Jay recorded his remix Saturday night, produced a video Monday, and released it today on YouTube, making him the first Louisville artist to remix the song and publish it.

And why so fast? “I got it done to participate in what I feel like is going to be a difference-maker in Jack’s career, for people who see him as more than ‘What’s Popping,’ you know what I mean? Like, ‘Nail Tech’ is substantively different from that, in a sense,” said Jay.

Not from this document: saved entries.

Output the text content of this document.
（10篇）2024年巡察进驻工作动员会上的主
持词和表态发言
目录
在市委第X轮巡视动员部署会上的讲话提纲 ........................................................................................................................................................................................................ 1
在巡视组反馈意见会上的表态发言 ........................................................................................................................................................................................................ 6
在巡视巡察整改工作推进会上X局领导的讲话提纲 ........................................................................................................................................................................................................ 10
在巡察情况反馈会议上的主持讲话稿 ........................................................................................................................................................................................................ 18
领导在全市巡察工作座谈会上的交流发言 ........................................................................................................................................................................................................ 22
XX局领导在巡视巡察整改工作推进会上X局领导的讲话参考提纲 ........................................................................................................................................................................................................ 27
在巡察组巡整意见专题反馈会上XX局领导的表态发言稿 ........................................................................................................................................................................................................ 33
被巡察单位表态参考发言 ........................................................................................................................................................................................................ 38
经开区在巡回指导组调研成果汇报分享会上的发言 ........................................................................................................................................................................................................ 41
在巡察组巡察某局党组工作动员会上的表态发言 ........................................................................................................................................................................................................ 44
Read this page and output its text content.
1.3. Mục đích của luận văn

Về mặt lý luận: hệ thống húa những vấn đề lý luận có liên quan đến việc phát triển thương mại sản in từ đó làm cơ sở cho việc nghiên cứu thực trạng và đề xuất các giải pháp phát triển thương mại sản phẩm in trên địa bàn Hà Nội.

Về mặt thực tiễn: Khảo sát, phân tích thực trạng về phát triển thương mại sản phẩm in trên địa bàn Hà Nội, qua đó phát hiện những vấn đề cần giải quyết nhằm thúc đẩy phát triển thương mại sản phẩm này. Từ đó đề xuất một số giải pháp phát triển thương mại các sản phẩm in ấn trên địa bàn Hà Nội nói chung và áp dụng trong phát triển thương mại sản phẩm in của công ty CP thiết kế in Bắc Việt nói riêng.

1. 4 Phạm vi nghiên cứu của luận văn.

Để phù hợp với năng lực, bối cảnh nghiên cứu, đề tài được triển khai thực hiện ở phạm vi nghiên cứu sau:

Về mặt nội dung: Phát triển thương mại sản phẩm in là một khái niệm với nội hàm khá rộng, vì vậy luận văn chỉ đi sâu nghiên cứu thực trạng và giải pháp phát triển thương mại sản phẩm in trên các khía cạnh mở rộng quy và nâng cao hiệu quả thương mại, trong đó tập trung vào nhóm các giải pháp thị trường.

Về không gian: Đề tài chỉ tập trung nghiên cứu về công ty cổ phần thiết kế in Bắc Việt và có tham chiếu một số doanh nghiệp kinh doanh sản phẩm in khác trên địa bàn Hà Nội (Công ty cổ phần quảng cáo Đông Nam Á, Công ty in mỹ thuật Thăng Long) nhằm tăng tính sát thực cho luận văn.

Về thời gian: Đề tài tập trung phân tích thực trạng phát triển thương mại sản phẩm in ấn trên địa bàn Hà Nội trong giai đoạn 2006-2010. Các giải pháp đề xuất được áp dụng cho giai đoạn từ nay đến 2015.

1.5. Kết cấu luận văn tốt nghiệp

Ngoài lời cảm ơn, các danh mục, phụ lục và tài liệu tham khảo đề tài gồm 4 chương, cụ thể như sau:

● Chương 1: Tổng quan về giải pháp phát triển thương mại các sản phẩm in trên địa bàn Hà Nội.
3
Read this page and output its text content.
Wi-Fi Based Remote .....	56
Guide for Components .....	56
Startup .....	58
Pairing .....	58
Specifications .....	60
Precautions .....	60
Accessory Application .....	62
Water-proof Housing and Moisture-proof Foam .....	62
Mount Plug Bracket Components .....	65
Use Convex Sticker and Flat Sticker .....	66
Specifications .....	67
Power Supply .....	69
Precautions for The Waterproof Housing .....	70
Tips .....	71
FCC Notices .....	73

Seizing the opportunity to use his voice, harnessing his energy to turn around a song and video in short order, remaining undistracted and unbothered throughout, Jay’s effort was largely solitary, fueled by understanding and focus that are reflected in his lyrics. We would be remiss if we did not share them in full, so we will.

Murder rate last year
Left the city weeping
Can’t live the crib
With no gun now
Gotta keep it
Police using no-knock warrants
They tweaking
Killed Breonna Taylor in her bedroom
She was sleeping
We fell deep
And they still free
Walk around like nothing happen
But the shìt we trapped in
Ain’t healthy
As a black man
What I’m posed to do
To keep my family safe and protected
Behind a locked door
With my weapon
It’s the life that we living in
Even sleep we ain’t innocent
No convictions or sentences
And the city been spinning most
Ain’t no way they don’t see
What the difference is
It ain’t really no love out
Come from the west where marginalized
And tryn survive us in a food drought
Now youngin gunning for his baby mouth
He ain’t never gone let um take food out
It done got so outta hand outta on my end
That they shooting up kids
On the school route
To much to take for young a kid
Places where Im born and live
You gotta pray for the young n***a
That sin in hopes he don’t do it again
I know dat you lost and losing friends faster than you can attend
Funeral services and hearses
Done cursed em again
I know the feeling not having a voice
Wit no choice but to win
I understand
Never fold dats no MO
You Gotta Believe dats my MO
Kin over friends what we been on
And imma hold da west down
Till we get on like
Real West End n***a
Grew watching C-Tez hits own dance like
Next shìt drop that I drop
Finna be hot
Imma have it hitting niggas like
Word to Jack
Putting the birth place on the map
We gone hit um back to back like

The lyrics call out local incidents of social injustice that reverberate nationally. Right out of the gate, Jay points at the critical problem of no-knock warrants, the kind that facilitated the killing of Breonna Taylor:

“It’s real, like, sensitive for me being a person with a spouse, with no kids, you know,” he said. “It’s just us in the house. It’s a crazy feeling to think that another human can enter my home … in the middle of the night. I mean, you could knock and wait on a response … for someone who’s supposed to be innocent until proven guilty. [But they] enter and arrest someone under such barbaric type of tendencies. It’s just to me, that’s created a passion and I wanted to speak around.”

The video was shot by Tonito of FEO Films, who filmed it in a church.

“It’s effortless to work with Jay, he’s the type of artist that comes with an idea, and even better he shows up with ways to execute on said idea. It is great working with a creative that has a message and is pushing a positive narrative,” said Tonito.